Last Sunday was Mother’s Day in Australia and I found myself at 10.30 am on a chilly morning with my daughter in a cinema watching a documentary about the fashion industry.
There were ten people in the theatre two of them middle-aged men sitting alone and we speculated what their interest might be. We soon forgot about them though and became engrossed in the film, a compelling look at the development of a collection, but an even more interesting study of the dynamics of a work place.
Following the disgrace of Galliano, the top designer job at Dior had been vacant for many months. It must have been quite a surprise for the staff to learn the new director was to be Raf Simons, a Belgian who spoke limited French and whose initial training was in furniture design. He would continue to live in Antwerp and to drive himself the three hours plus from his home to Paris until the powers that be at Dior forced him to have a driver when he had almost fallen asleep at the wheel several times.
Simons is not a particularly warm character and somewhat of an introvert. The chief designer’s role is definitely that of an ideas person. He does very little of what I would describe as actual work. He looks at models wearing old Dior costumes with his hands at the side of his eyes as, I imagine, an aid to focus. He somehow generates his vision, which is translated by the drawings of other staff and made into toiles by other staff. In this case he was bouncing off the post war New Look at Dior, said to be ‘very feminine.’ That seems to mean flat chests, tiny waists and full mid calf length skirts, not every woman’s cup of tea. (Certainly not mine.)
This documentary has the same obsessive interest as The September Issue. There is an impending deadline, Simons only has eight weeks to get the collection together, and it has one person who steals every scene he is in. As with Grace Coddington, the counterweight to Anna Wintour at U S Vogue, Pieter Mulier, Raf Simons’ ‘right hand man’ charms the viewing audience and the staff at Dior. I doubt that Simons could have achieved his project without Mulier. He befriends all the Atelier staff, and although Belgian, has impeccable French and he has that magical ability all great communicators have, the ability to make his listeners feel valued and heard. He seems to be the one who gets the inordinate amount of extra work out of the staff, or perhaps he has the ability to connect with their established tradition of teamwork and pride in what they create.
And this for me was the most interesting part of this documentary: the amount and quality of work that comes from the team and what a personal sense of commitment they feel. The tiny stitches, the embroidery, the beading, the cutting, the constant revamping, every aspect of the detailed designs has to be perfect. And they still work up under the mansard roof, although now their workrooms are well lit and they wear white jackets instead of fusty black.
Simons’ collection is a success and he has gone on to raise Dior up after the crazy times of Galliano. But questions arise.

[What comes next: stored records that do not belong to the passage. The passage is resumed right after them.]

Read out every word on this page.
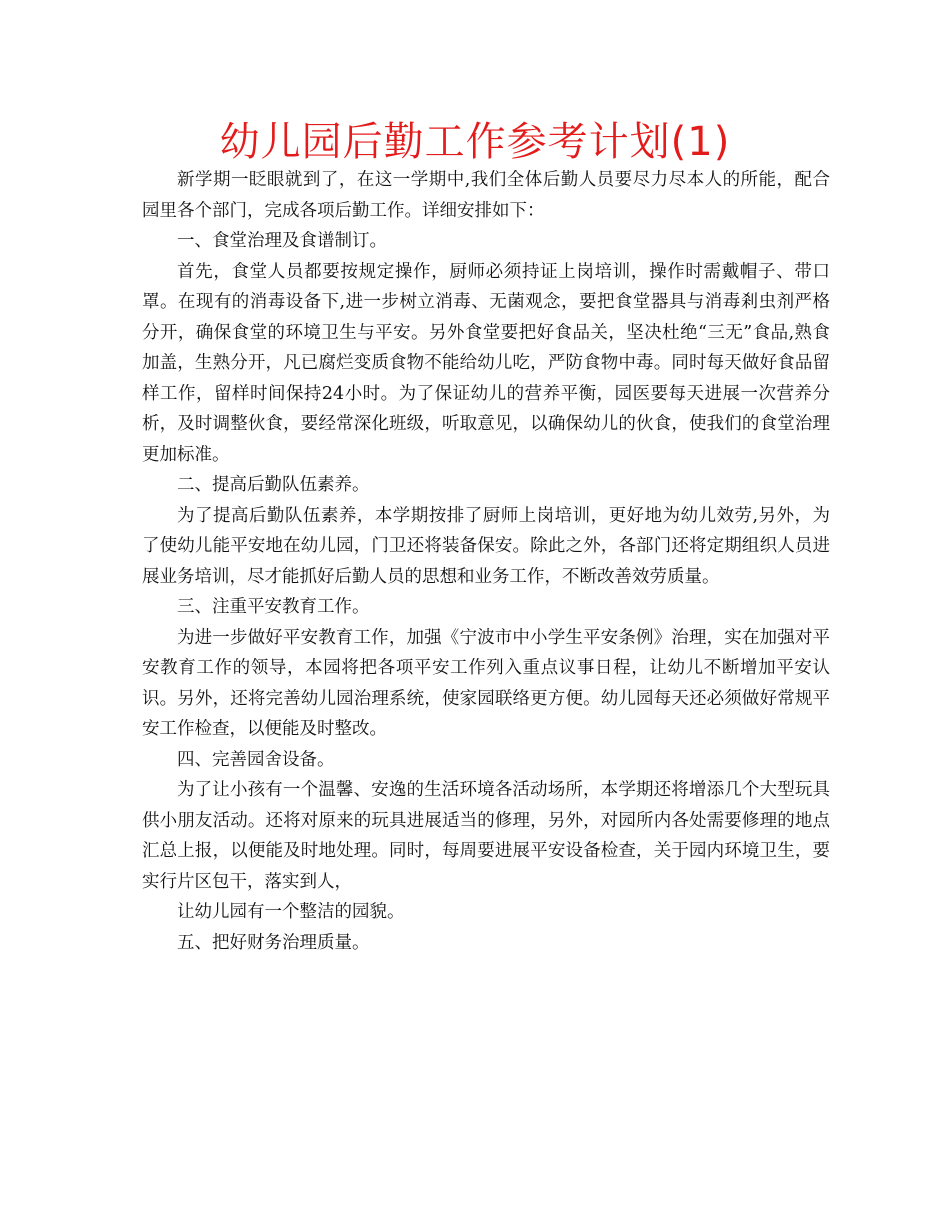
幼儿园后勤工作参考计划(1)

新学期一眨眼就到了，在这一学期中,我们全体后勤人员要尽力尽本人的所能，配合园里各个部门，完成各项后勤工作。详细安排如下：

一、食堂治理及食谱制订。

首先，食堂人员都要按规定操作，厨师必须持证上岗培训，操作时需戴帽子、带口罩。在现有的消毒设备下,进一步树立消毒、无菌观念，要把食堂器具与消毒剎虫剂严格分开，确保食堂的环境卫生与平安。另外食堂要把好食品关，坚决杜绝“三无”食品,熟食加盖，生熟分开，凡已腐烂变质食物不能给幼儿吃，严防食物中毒。同时每天做好食品留样工作，留样时间保持24小时。为了保证幼儿的营养平衡，园医要每天进展一次营养分析，及时调整伙食，要经常深化班级，听取意见，以确保幼儿的伙食，使我们的食堂治理更加标准。

二、提高后勤队伍素养。

为了提高后勤队伍素养，本学期按排了厨师上岗培训，更好地为幼儿效劳,另外，为了使幼儿能平安地在幼儿园，门卫还将装备保安。除此之外，各部门还将定期组织人员进展业务培训，尽才能抓好后勤人员的思想和业务工作，不断改善效劳质量。

三、注重平安教育工作。

为进一步做好平安教育工作，加强《宁波市中小学生平安条例》治理，实在加强对平安教育工作的领导，本园将把各项平安工作列入重点议事日程，让幼儿不断增加平安认识。另外，还将完善幼儿园治理系统，使家园联络更方便。幼儿园每天还必须做好常规平安工作检查，以便能及时整改。

四、完善园舍设备。

为了让小孩有一个温馨、安逸的生活环境各活动场所，本学期还将增添几个大型玩具供小朋友活动。还将对原来的玩具进展适当的修理，另外，对园所内各处需要修理的地点汇总上报，以便能及时地处理。同时，每周要进展平安设备检查，关于园内环境卫生，要实行片区包干，落实到人，

让幼儿园有一个整洁的园貌。

五、把好财务治理质量。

Who wears these clothes? There is mention of a client who spends 350,000 Euro per season on clothes from Dior. She has to be kept happy. But who is she, a film star, the wife of an arms-dealer? Is it ever justifiable to spend this kind of money on clothes? You and I might say no, but it is an industry, bringing money into France. But to whom? I was most curious to find out how much the highly expert staff are paid. No luck on Google. If anyone can tell me I would be most grateful. My suspicion is that because it is a traditional industry into which entrée is via a kind of apprenticeship system, the wages are quite low. Especially as they are one of the last in-house ateliers in France. These skills are a dying trade. The low wages could be justified in the ‘you’re lucky to have this job’ rationale. But I am speculating.
A fascinating and thought provoking documentary about work and people, with the added delight of hearing a lot of French spoken.